Après avoir provoqué un séisme sur la scène politique, le président de la République Kais Saied poursuit sa manœuvre politique. En nommant Najla Bouden comme chargée de former le gouvernement, il passe à l’acte II de son projet politique.

Sauf qu’actuellement la situation est toujours entourée de flou, et on ne sait pas que va faire le président après avoir gelé le parlement, limogé Mechichi et suspendu plusieurs instances comme l’INLUCC.

S’apprête-t-il par exemple à changer la Constitution et passer à la 3ème République ? Ou est-il sur le point de changer le régime politique en Tunisie loin des querelles provoquées par le régime parlementaire ? Nul ne le sait, Kais Saied a toujours surpris la classe politique qu’il accuse de corruption.

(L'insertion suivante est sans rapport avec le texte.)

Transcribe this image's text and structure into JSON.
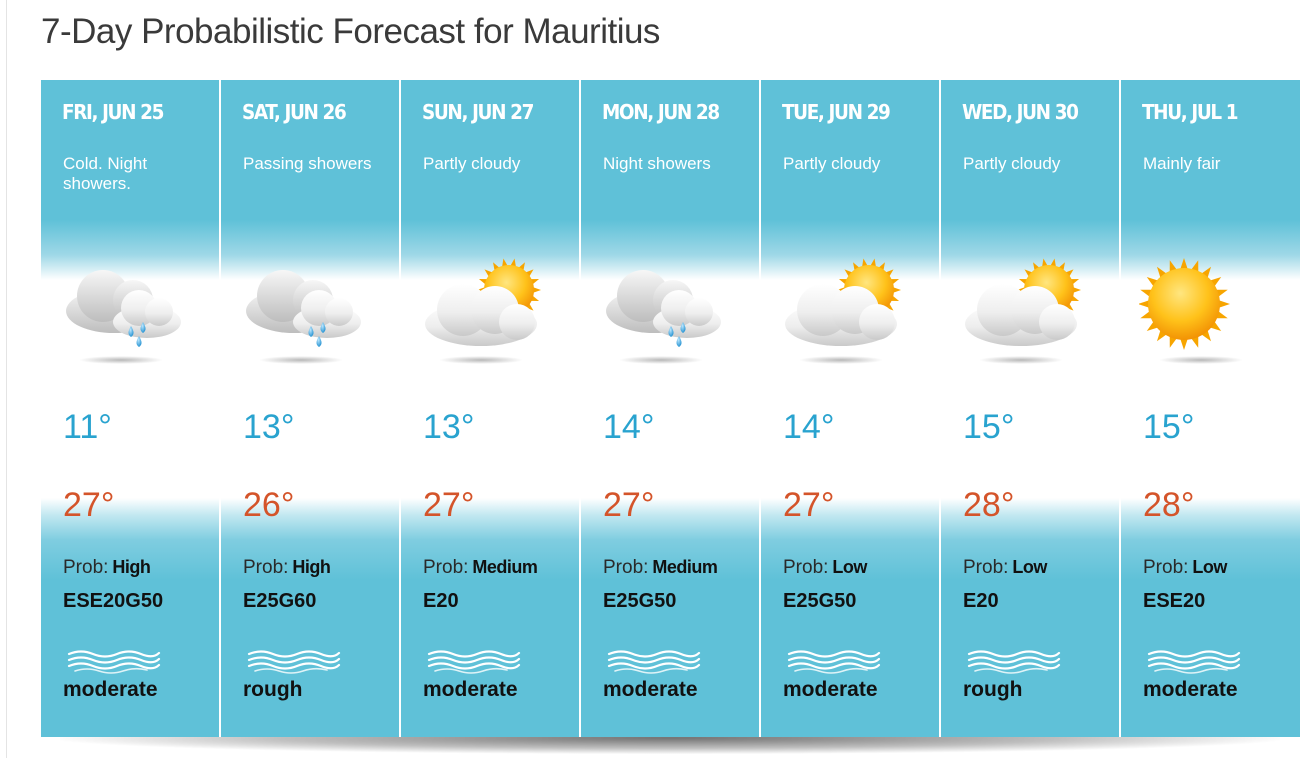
{
  "page": {
    "title": "7-Day Probabilistic Forecast for Mauritius"
  },
  "labels": {
    "prob_prefix": "Prob:"
  },
  "colors": {
    "panel_blue": "#5fc1d8",
    "low_temp": "#29a3cf",
    "high_temp": "#d4542a"
  },
  "days": [
    {
      "day": "FRI, JUN 25",
      "description": "Cold. Night showers.",
      "icon": "cloud-rain-icon",
      "low": "11°",
      "high": "27°",
      "prob": "High",
      "wind": "ESE20G50",
      "sea": "moderate"
    },
    {
      "day": "SAT, JUN 26",
      "description": "Passing showers",
      "icon": "cloud-rain-icon",
      "low": "13°",
      "high": "26°",
      "prob": "High",
      "wind": "E25G60",
      "sea": "rough"
    },
    {
      "day": "SUN, JUN 27",
      "description": "Partly cloudy",
      "icon": "partly-cloudy-icon",
      "low": "13°",
      "high": "27°",
      "prob": "Medium",
      "wind": "E20",
      "sea": "moderate"
    },
    {
      "day": "MON, JUN 28",
      "description": "Night showers",
      "icon": "cloud-rain-icon",
      "low": "14°",
      "high": "27°",
      "prob": "Medium",
      "wind": "E25G50",
      "sea": "moderate"
    },
    {
      "day": "TUE, JUN 29",
      "description": "Partly cloudy",
      "icon": "partly-cloudy-icon",
      "low": "14°",
      "high": "27°",
      "prob": "Low",
      "wind": "E25G50",
      "sea": "moderate"
    },
    {
      "day": "WED, JUN 30",
      "description": "Partly cloudy",
      "icon": "partly-cloudy-icon",
      "low": "15°",
      "high": "28°",
      "prob": "Low",
      "wind": "E20",
      "sea": "rough"
    },
    {
      "day": "THU, JUL 1",
      "description": "Mainly fair",
      "icon": "sun-icon",
      "low": "15°",
      "high": "28°",
      "prob": "Low",
      "wind": "ESE20",
      "sea": "moderate"
    }
  ]
}
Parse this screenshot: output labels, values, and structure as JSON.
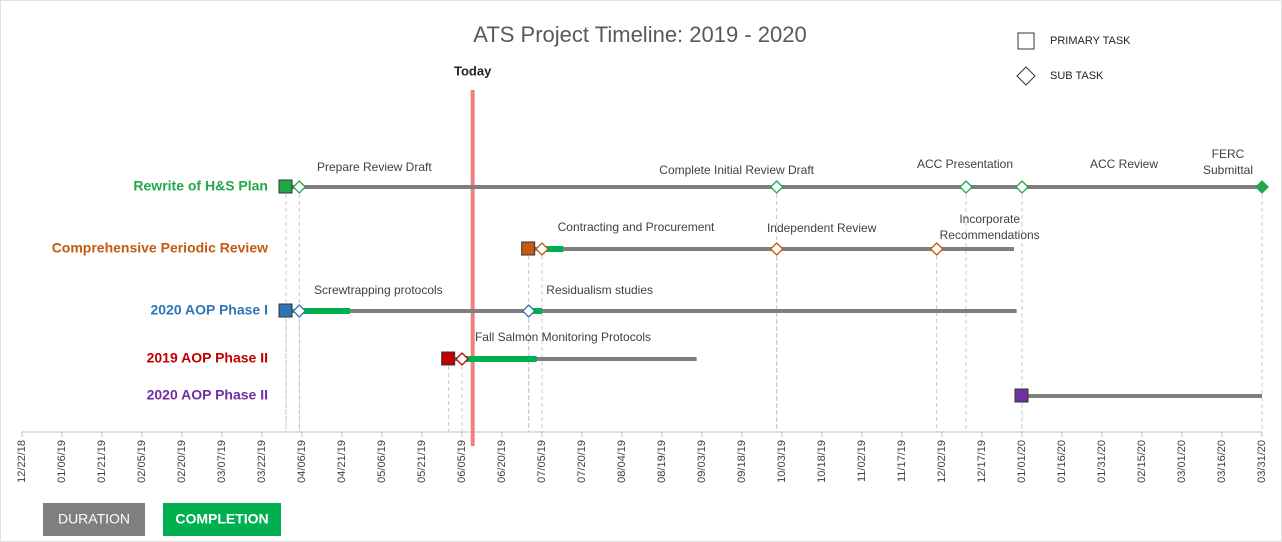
{
  "chart_data": {
    "type": "gantt",
    "title": "ATS Project Timeline: 2019 - 2020",
    "today": {
      "label": "Today",
      "date": "2019-06-09",
      "color": "#f08080"
    },
    "legend": [
      {
        "name": "PRIMARY TASK",
        "shape": "square"
      },
      {
        "name": "SUB TASK",
        "shape": "diamond"
      }
    ],
    "bar_legend": [
      {
        "name": "DURATION",
        "color": "#7f7f7f"
      },
      {
        "name": "COMPLETION",
        "color": "#00b050"
      }
    ],
    "xlim": [
      "2018-12-22",
      "2020-03-31"
    ],
    "xticks": [
      {
        "value": "2018-12-22",
        "label": "12/22/18"
      },
      {
        "value": "2019-01-06",
        "label": "01/06/19"
      },
      {
        "value": "2019-01-21",
        "label": "01/21/19"
      },
      {
        "value": "2019-02-05",
        "label": "02/05/19"
      },
      {
        "value": "2019-02-20",
        "label": "02/20/19"
      },
      {
        "value": "2019-03-07",
        "label": "03/07/19"
      },
      {
        "value": "2019-03-22",
        "label": "03/22/19"
      },
      {
        "value": "2019-04-06",
        "label": "04/06/19"
      },
      {
        "value": "2019-04-21",
        "label": "04/21/19"
      },
      {
        "value": "2019-05-06",
        "label": "05/06/19"
      },
      {
        "value": "2019-05-21",
        "label": "05/21/19"
      },
      {
        "value": "2019-06-05",
        "label": "06/05/19"
      },
      {
        "value": "2019-06-20",
        "label": "06/20/19"
      },
      {
        "value": "2019-07-05",
        "label": "07/05/19"
      },
      {
        "value": "2019-07-20",
        "label": "07/20/19"
      },
      {
        "value": "2019-08-04",
        "label": "08/04/19"
      },
      {
        "value": "2019-08-19",
        "label": "08/19/19"
      },
      {
        "value": "2019-09-03",
        "label": "09/03/19"
      },
      {
        "value": "2019-09-18",
        "label": "09/18/19"
      },
      {
        "value": "2019-10-03",
        "label": "10/03/19"
      },
      {
        "value": "2019-10-18",
        "label": "10/18/19"
      },
      {
        "value": "2019-11-02",
        "label": "11/02/19"
      },
      {
        "value": "2019-11-17",
        "label": "11/17/19"
      },
      {
        "value": "2019-12-02",
        "label": "12/02/19"
      },
      {
        "value": "2019-12-17",
        "label": "12/17/19"
      },
      {
        "value": "2020-01-01",
        "label": "01/01/20"
      },
      {
        "value": "2020-01-16",
        "label": "01/16/20"
      },
      {
        "value": "2020-01-31",
        "label": "01/31/20"
      },
      {
        "value": "2020-02-15",
        "label": "02/15/20"
      },
      {
        "value": "2020-03-01",
        "label": "03/01/20"
      },
      {
        "value": "2020-03-16",
        "label": "03/16/20"
      },
      {
        "value": "2020-03-31",
        "label": "03/31/20"
      }
    ],
    "tasks": [
      {
        "name": "Rewrite of H&S Plan",
        "color": "#22a84a",
        "start": "2019-03-31",
        "end": "2020-03-31",
        "subtasks": [
          {
            "name": "Prepare Review Draft",
            "date": "2019-04-05"
          },
          {
            "name": "Complete Initial Review Draft",
            "date": "2019-10-01"
          },
          {
            "name": "ACC Presentation",
            "date": "2019-12-11"
          },
          {
            "name": "ACC Review",
            "date": "2020-01-01"
          },
          {
            "name": "FERC Submittal",
            "date": "2020-03-31",
            "filled": true
          }
        ],
        "completion": []
      },
      {
        "name": "Comprehensive Periodic Review",
        "color": "#c55a11",
        "start": "2019-06-30",
        "end": "2019-12-29",
        "subtasks": [
          {
            "name": "Contracting and Procurement",
            "date": "2019-07-05"
          },
          {
            "name": "Independent Review",
            "date": "2019-10-01"
          },
          {
            "name": "Incorporate Recommendations",
            "date": "2019-11-30"
          }
        ],
        "completion": [
          [
            "2019-07-05",
            "2019-07-13"
          ]
        ]
      },
      {
        "name": "2020 AOP Phase I",
        "color": "#2e75b6",
        "start": "2019-03-31",
        "end": "2019-12-30",
        "subtasks": [
          {
            "name": "Screwtrapping protocols",
            "date": "2019-04-05"
          },
          {
            "name": "Residualism studies",
            "date": "2019-06-30"
          }
        ],
        "completion": [
          [
            "2019-04-05",
            "2019-04-24"
          ],
          [
            "2019-06-30",
            "2019-07-05"
          ]
        ]
      },
      {
        "name": "2019 AOP Phase II",
        "color": "#c00000",
        "start": "2019-05-31",
        "end": "2019-09-01",
        "subtasks": [
          {
            "name": "Fall Salmon Monitoring Protocols",
            "date": "2019-06-05"
          }
        ],
        "completion": [
          [
            "2019-06-05",
            "2019-07-03"
          ]
        ]
      },
      {
        "name": "2020 AOP Phase II",
        "color": "#7030a0",
        "start": "2020-01-01",
        "end": "2020-03-31",
        "subtasks": [],
        "completion": []
      }
    ]
  }
}
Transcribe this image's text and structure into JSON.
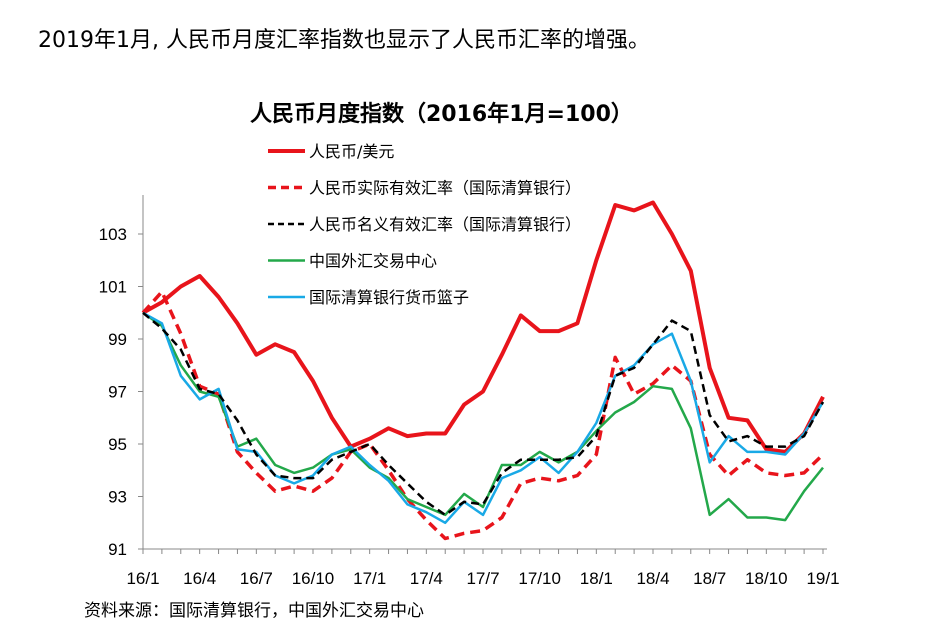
{
  "headline": "2019年1月, 人民币月度汇率指数也显示了人民币汇率的增强。",
  "source": "资料来源：国际清算银行，中国外汇交易中心",
  "chart_data": {
    "type": "line",
    "title": "人民币月度指数（2016年1月=100）",
    "xlabel": "",
    "ylabel": "",
    "ylim": [
      91,
      104.5
    ],
    "yticks": [
      91,
      93,
      95,
      97,
      99,
      101,
      103
    ],
    "categories": [
      "16/1",
      "16/2",
      "16/3",
      "16/4",
      "16/5",
      "16/6",
      "16/7",
      "16/8",
      "16/9",
      "16/10",
      "16/11",
      "16/12",
      "17/1",
      "17/2",
      "17/3",
      "17/4",
      "17/5",
      "17/6",
      "17/7",
      "17/8",
      "17/9",
      "17/10",
      "17/11",
      "17/12",
      "18/1",
      "18/2",
      "18/3",
      "18/4",
      "18/5",
      "18/6",
      "18/7",
      "18/8",
      "18/9",
      "18/10",
      "18/11",
      "18/12",
      "19/1"
    ],
    "xtick_labels": [
      "16/1",
      "16/4",
      "16/7",
      "16/10",
      "17/1",
      "17/4",
      "17/7",
      "17/10",
      "18/1",
      "18/4",
      "18/7",
      "18/10",
      "19/1"
    ],
    "legend_position": "top-left",
    "grid": false,
    "series": [
      {
        "name": "人民币/美元",
        "color": "#e8141b",
        "style": "solid",
        "width": 4,
        "values": [
          100.0,
          100.4,
          101.0,
          101.4,
          100.6,
          99.6,
          98.4,
          98.8,
          98.5,
          97.4,
          96.0,
          94.9,
          95.2,
          95.6,
          95.3,
          95.4,
          95.4,
          96.5,
          97.0,
          98.4,
          99.9,
          99.3,
          99.3,
          99.6,
          102.0,
          104.1,
          103.9,
          104.2,
          103.0,
          101.6,
          97.9,
          96.0,
          95.9,
          94.8,
          94.7,
          95.4,
          96.8
        ]
      },
      {
        "name": "人民币实际有效汇率（国际清算银行）",
        "color": "#e8141b",
        "style": "dashed",
        "width": 3.5,
        "values": [
          100.0,
          100.8,
          99.2,
          97.2,
          96.9,
          94.7,
          93.9,
          93.2,
          93.4,
          93.2,
          93.7,
          94.7,
          95.0,
          94.0,
          92.9,
          92.1,
          91.4,
          91.6,
          91.7,
          92.2,
          93.5,
          93.7,
          93.6,
          93.8,
          94.6,
          98.3,
          96.9,
          97.3,
          98.0,
          97.4,
          94.6,
          93.8,
          94.4,
          93.9,
          93.8,
          93.9,
          94.6
        ]
      },
      {
        "name": "人民币名义有效汇率（国际清算银行）",
        "color": "#000000",
        "style": "dashed",
        "width": 2.5,
        "values": [
          100.0,
          99.4,
          98.6,
          97.1,
          96.9,
          95.9,
          94.6,
          93.8,
          93.7,
          93.7,
          94.4,
          94.7,
          95.0,
          94.2,
          93.5,
          92.8,
          92.3,
          92.8,
          92.7,
          93.9,
          94.4,
          94.4,
          94.4,
          94.5,
          95.3,
          97.6,
          97.9,
          98.8,
          99.7,
          99.3,
          96.1,
          95.1,
          95.3,
          94.9,
          94.9,
          95.3,
          96.6
        ]
      },
      {
        "name": "中国外汇交易中心",
        "color": "#23a84a",
        "style": "solid",
        "width": 2.5,
        "values": [
          100.0,
          99.5,
          98.0,
          97.0,
          96.8,
          94.9,
          95.2,
          94.2,
          93.9,
          94.1,
          94.6,
          94.8,
          94.1,
          93.7,
          92.9,
          92.6,
          92.3,
          93.1,
          92.6,
          94.2,
          94.2,
          94.7,
          94.3,
          94.7,
          95.5,
          96.2,
          96.6,
          97.2,
          97.1,
          95.6,
          92.3,
          92.9,
          92.2,
          92.2,
          92.1,
          93.2,
          94.1
        ]
      },
      {
        "name": "国际清算银行货币篮子",
        "color": "#19a9e6",
        "style": "solid",
        "width": 2.5,
        "values": [
          100.0,
          99.6,
          97.6,
          96.7,
          97.1,
          94.8,
          94.7,
          93.8,
          93.5,
          93.8,
          94.6,
          94.9,
          94.2,
          93.6,
          92.7,
          92.4,
          92.0,
          92.8,
          92.3,
          93.7,
          94.0,
          94.5,
          93.9,
          94.7,
          95.8,
          97.6,
          98.0,
          98.8,
          99.2,
          97.4,
          94.3,
          95.3,
          94.7,
          94.7,
          94.6,
          95.4,
          96.6
        ]
      }
    ]
  }
}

Les dernières manifestations, dimanche dernier, indépendamment de la polémique autour du nombre des manifestants, a eu l’effet d’un renouvellement de la légitimité et de la popularité du président de la République. Lui-même, s’est réjoui de la participation de plus de « 1,8 million de personnes » lors de ces manifestations, un chiffre fortement contesté.

Quoi qu’il en soit, cette donne pourrait séduire le président de la République et le pousser à fonder son propre parti politique ou du moins ses propres listes électorales. Mais si c’était le cas, pourquoi ne l’a-t-il pas fait durant les élections législatives de 2019 ? Actuellement, la situation politique a changé.

En tout cas, même avant la fondation d’un tel parti, la formation politique « fantôme » de Kais Saied rafle les intentions de vote des Tunisiens. En effet, le parti de Kaïs Saied » qui n’existe pas se positionnerait en tête avec 11,2%, suivi par le Parti destourien libre (4,1%). En troisième position, pointe Ennahdha avec 2,7% d’intentions de vote.

Si Kais Saied procède à une telle décision, il dominera largement le paysage politique à l’issue des prochaines élections.